The Brexit process has begun
The UK formally left the European Union (EU) at 11pm on 31 January, after 47 years’ membership. It’s still too soon to tell what the full impact of Brexit will be on the economy and markets. This is partly because the UK and EU are only just starting negotiations on many complex areas such as fishing, finance, trade and security.
By the end of the year, there’s likely to be some sort of agreement, which may give us a better idea how far apart or close the future relationship will be, and what impact this will have on the various sectors and industries. In turn, this should give us a better understanding what it will mean for the economy and markets.
What’s important to remember is that Brexit is a process, not a single event. And there are other important issues facing both the UK and EU, including immigration, climate change and new technology, which will also affect the economy and markets either positively or negatively.
Nevertheless, at Aberdeen Standard Investments we’re quite optimistic about the prospect for UK businesses, particularly small to medium-sized companies. The Budget in March should give us a clearer view about the government’s business strategy, and that will be important for many sectors and companies.
Interest rates remain on hold
There had been speculation that the Bank of England would cut its base rate from the current 0.75% level to help stimulate economic growth. In the end that didn’t happen in January, with outgoing Bank of England Governor Mark Carney saying that there were early signs of improvements in the UK and global economies.
However, cuts later in the year are still possible, for example if the novel coronavirus causes a major hit to global growth.
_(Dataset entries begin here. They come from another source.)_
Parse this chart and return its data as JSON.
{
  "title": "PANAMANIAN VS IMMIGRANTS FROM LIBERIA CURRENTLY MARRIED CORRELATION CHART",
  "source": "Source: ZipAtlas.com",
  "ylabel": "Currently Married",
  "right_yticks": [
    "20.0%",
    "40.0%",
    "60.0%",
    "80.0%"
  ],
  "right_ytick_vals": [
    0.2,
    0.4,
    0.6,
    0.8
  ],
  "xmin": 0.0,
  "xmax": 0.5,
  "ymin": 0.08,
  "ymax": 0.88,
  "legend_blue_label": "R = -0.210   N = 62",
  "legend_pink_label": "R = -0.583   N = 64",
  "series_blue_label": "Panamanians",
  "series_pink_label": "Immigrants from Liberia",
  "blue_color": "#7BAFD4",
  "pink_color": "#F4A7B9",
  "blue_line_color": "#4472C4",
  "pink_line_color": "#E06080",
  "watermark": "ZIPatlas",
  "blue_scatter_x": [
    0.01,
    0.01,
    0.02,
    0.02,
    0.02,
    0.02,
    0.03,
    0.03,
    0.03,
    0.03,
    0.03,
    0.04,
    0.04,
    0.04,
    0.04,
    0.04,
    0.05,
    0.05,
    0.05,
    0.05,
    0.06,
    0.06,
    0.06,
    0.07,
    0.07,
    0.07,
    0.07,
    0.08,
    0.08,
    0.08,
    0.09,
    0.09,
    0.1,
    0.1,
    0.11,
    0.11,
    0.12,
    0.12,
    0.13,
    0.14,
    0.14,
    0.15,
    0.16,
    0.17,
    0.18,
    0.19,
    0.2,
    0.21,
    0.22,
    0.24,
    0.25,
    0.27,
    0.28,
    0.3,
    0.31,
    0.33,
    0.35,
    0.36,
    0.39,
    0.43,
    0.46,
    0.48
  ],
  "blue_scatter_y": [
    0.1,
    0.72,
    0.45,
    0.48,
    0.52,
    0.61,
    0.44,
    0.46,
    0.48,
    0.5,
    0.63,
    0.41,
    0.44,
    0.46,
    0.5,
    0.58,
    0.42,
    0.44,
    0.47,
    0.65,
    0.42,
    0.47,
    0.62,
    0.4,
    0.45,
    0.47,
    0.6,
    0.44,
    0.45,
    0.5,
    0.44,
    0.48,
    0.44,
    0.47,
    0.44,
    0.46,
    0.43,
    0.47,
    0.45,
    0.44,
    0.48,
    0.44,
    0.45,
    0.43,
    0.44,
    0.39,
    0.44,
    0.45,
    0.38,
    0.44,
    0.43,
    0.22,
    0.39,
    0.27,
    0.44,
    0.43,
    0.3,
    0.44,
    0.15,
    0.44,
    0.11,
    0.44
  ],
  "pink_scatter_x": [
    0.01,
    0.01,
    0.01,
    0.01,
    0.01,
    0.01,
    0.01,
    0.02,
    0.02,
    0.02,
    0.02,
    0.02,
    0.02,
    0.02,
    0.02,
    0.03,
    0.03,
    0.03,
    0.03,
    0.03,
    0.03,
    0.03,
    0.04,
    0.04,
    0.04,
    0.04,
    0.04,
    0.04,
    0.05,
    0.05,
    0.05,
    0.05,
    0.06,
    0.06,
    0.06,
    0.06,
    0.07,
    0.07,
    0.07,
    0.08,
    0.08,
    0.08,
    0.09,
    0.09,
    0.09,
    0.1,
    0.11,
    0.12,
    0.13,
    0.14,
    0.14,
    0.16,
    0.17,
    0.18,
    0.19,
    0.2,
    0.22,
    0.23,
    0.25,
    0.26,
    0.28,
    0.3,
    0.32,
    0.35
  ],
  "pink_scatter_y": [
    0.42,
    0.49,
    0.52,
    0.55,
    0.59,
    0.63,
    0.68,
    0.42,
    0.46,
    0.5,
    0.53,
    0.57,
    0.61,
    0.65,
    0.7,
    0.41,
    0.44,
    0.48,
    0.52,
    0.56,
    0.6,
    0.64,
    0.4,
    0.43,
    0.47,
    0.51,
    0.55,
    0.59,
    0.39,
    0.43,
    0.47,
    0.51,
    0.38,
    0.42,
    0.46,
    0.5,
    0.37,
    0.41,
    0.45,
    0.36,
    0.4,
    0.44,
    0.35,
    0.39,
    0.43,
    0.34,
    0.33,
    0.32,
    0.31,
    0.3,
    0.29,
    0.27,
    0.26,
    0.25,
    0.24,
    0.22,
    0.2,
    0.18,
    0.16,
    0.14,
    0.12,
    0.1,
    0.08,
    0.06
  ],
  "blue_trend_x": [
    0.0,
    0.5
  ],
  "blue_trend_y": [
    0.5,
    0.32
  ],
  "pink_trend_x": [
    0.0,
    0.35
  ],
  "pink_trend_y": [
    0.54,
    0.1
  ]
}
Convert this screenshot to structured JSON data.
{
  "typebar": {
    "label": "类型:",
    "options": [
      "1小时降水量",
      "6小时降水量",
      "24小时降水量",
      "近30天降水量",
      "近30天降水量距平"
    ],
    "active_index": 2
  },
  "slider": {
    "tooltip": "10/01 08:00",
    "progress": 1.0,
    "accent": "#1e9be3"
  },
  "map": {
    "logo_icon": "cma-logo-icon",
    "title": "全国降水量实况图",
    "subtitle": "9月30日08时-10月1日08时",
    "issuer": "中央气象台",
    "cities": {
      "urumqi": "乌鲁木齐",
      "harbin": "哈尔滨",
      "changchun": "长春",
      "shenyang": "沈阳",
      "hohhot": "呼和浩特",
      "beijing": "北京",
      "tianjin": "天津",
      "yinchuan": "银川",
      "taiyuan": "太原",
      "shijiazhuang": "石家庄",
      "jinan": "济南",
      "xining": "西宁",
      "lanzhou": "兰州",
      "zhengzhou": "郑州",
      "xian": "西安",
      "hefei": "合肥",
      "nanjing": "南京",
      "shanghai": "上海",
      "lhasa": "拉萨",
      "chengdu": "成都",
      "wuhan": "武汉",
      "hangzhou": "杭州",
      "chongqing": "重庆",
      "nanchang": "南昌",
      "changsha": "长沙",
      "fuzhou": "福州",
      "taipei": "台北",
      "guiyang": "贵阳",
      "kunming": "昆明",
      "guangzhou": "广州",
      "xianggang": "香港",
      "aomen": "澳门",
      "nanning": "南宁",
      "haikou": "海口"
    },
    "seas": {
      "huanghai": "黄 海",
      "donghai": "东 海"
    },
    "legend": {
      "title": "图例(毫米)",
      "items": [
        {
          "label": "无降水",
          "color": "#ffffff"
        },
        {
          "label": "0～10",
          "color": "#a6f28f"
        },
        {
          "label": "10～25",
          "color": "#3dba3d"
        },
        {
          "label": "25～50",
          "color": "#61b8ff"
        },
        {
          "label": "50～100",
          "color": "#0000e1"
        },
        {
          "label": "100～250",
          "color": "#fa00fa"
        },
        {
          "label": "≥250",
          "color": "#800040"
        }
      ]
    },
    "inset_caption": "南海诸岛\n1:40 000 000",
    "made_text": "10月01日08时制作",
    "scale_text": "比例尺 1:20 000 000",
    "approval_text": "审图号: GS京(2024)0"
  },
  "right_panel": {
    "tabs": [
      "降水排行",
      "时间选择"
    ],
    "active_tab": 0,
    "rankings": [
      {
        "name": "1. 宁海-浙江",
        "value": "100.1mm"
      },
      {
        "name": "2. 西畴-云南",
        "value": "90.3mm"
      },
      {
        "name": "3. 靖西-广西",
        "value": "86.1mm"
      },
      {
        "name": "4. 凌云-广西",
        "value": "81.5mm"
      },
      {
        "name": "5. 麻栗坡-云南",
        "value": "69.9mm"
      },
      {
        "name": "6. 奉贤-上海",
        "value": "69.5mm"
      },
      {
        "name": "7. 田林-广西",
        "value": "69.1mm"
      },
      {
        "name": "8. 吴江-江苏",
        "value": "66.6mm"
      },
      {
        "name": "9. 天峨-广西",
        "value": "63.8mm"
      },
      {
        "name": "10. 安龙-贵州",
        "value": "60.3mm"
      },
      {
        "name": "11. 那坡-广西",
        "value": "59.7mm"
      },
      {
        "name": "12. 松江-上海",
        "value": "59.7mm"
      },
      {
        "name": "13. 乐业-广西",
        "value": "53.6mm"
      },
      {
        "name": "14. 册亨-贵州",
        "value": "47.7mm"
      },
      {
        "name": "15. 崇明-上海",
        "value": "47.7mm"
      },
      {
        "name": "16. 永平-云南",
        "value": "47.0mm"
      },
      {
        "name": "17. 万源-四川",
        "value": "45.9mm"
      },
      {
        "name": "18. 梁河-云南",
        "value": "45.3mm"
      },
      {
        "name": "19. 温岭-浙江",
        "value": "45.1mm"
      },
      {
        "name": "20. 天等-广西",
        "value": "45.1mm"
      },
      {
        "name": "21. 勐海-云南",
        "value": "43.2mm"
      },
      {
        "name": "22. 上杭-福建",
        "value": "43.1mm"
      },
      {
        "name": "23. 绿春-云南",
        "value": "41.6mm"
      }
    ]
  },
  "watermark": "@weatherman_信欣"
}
In particular we’re watching to see if the Bank of England will start quantitative easing again – in fact we see any decision to do this as more important than interest rate cuts.
In addition, there have been signals that the government will increase public spending and cut taxes. Both of these could increase business and consumer spending, and in turn potentially boost the economy. The Budget on 11 March will be well worth watching.
Not much light at the end of the tunnel for the UK high street
2019 saw the collapse of more major high street businesses and restaurant chains, including Mothercare and Jamie Oliver’s UK restaurant group. It isn’t only the UK retail sector which is affected though – the rise of e-commerce has led to many traditional retail businesses struggling across the world.
We don’t see 2020 sparking a major turnaround for much of the UK high street. The latest survey from the Confederation of British Industry, the UK’s main business organisation, showed no improvement in retail sales compared to a year ago. So further bankruptcies are likely, and landlords may also have to renegotiate rents with their tenants. There are always winners from such structural changes though, so fund managers and investors could look for opportunities in this volatile sector.
The global economy still faces headwinds
Of course the novel coronavirus has been hitting the headlines recently, and cases have now been reported in many countries outside China. We believe the epidemic will eventually be contained, with a vaccine expected by the summer. But there’s still likely to be a major economic impact on China, with spending on things like luxury goods, travel and tourism curtailed.
As a result, many companies are under pressure as China is such a major importer and exporter. But history suggests that as long as the situation is contained globally, there will eventually be buying opportunities. Beaten-down stocks and markets, such as in commodity and consumer-related sectors, are likely candidates.
Elsewhere, tensions in the Middle East look set to continue, President Trump is threatening to put tariffs on European car exports to the US and, of course, we could see further problems from climate change, as illustrated by the devastating fires in Australia.
Events like these can spark volatile financial markets. But it’s important to look beyond the noise and at the key questions that will signpost the longer term outlook. Is the global economy going to avoid recession? Is economic policy supporting growth? Can companies continue to grow profits? We expect the answers to these to remain ‘yes’, in which case at Aberdeen Standard Investments we’ll continue to have more emphasis on riskier investments in our portfolios.
And finally, it’s goodbye
With regret, I must tell you that this is my final article. I’m retiring from Aberdeen Standard Investments after 19 years as chief investment strategist. It has been a most enjoyable time, and I do hope you’ve found some of my views and analysis useful.
Next month you’ll hear from my expert colleague, Richard Dunbar. Richard is Head of Multi-Asset Research at Aberdeen Standard Investments, and his years of experience will help guide you through the complexities of investing in the 2020s. Good luck!
The information in this article should not be regarded as financial advice. Please remember that the value of investments can go down as well as up and may be worth less than was paid in.
Information is based on Aberdeen Standard Investments’ understanding in February 2020.